Calorie Calculator
Calculate your daily calorie needs and macro breakdown based on the Mifflin-St Jeor equation.
For informational purposes only. Not medical advice. Consult your healthcare provider.
How to Use the Calorie Calculator
Begin by selecting your unit system (imperial or metric), then enter your age, gender, height, and weight. Choose the activity level that best describes your typical week, and select your goal: lose weight, maintain weight, or gain weight. Click Calculate to see your BMR, TDEE, recommended daily calories, and a personalized macro split.
How the Mifflin-St Jeor Equation Works
The Mifflin-St Jeor equation was published in 1990 and is widely regarded by dietitians and nutritionists as the most reliable formula for estimating Basal Metabolic Rate. BMR represents the number of calories your body burns at rest to maintain basic functions like breathing, circulation, and cell production. By multiplying your BMR by an activity factor, you obtain your Total Daily Energy Expenditure (TDEE), which accounts for all daily movement and exercise.
For weight management goals, the calculator adjusts your TDEE by subtracting 500 calories per day for weight loss (approximately 1 pound per week) or adding 500 calories for weight gain. These adjustments are considered safe and sustainable for most adults. For more aggressive goals, consult a healthcare professional.
Understanding Macronutrients
The macro split determines how your calories are distributed among protein, carbohydrates, and fat. Protein is essential for muscle repair and growth, carbohydrates provide energy for daily activities and exercise, and healthy fats support hormone production and nutrient absorption. The default split of 30% protein, 40% carbs, and 30% fat works well for most people, but you can adjust the percentages to match your dietary preferences or specific fitness goals.
Tips for Accurate Results
Be honest about your activity level, as this is the most common source of error. Most people overestimate their activity, which leads to eating too many calories. If you are unsure, start with the lower activity level and adjust based on results after a few weeks. Track your weight weekly rather than daily, as daily fluctuations are normal and can be misleading.

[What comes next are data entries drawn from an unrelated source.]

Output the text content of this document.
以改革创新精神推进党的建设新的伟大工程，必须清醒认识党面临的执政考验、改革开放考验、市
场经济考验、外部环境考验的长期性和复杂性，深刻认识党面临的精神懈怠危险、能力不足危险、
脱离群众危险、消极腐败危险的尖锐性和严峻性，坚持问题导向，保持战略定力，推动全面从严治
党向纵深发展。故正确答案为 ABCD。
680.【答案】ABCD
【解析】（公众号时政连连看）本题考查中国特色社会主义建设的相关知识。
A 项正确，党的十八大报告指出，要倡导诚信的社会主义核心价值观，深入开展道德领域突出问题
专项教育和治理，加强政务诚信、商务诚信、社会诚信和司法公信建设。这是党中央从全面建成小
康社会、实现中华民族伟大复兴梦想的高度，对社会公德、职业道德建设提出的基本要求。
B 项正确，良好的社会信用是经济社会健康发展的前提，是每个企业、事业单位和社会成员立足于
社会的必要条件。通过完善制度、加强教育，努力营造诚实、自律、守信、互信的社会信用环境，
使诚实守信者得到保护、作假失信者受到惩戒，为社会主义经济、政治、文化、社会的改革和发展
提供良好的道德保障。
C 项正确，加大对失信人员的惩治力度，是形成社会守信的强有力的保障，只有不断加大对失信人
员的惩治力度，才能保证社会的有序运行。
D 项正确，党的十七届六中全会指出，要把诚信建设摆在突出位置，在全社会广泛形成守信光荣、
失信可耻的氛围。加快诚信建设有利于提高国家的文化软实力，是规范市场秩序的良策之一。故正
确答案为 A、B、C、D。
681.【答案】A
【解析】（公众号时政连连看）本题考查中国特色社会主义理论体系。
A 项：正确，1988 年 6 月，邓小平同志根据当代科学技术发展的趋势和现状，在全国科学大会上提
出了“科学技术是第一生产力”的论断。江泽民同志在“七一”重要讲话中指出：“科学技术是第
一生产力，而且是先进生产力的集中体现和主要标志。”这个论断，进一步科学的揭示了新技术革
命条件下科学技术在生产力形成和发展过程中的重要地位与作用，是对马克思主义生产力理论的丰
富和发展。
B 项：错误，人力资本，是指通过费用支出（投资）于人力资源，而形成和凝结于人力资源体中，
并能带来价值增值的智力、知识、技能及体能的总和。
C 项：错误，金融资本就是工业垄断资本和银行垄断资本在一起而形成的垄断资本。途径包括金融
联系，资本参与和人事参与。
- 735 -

Remember that calorie calculators provide estimates, not exact numbers. Individual metabolism varies based on genetics, body composition, sleep quality, stress levels, and many other factors. Use these numbers as a starting point and fine-tune based on your body's response over time.
Medical Disclaimer: This calculator provides general health information only and is not a substitute for professional medical advice. Consult your healthcare provider for personalized guidance.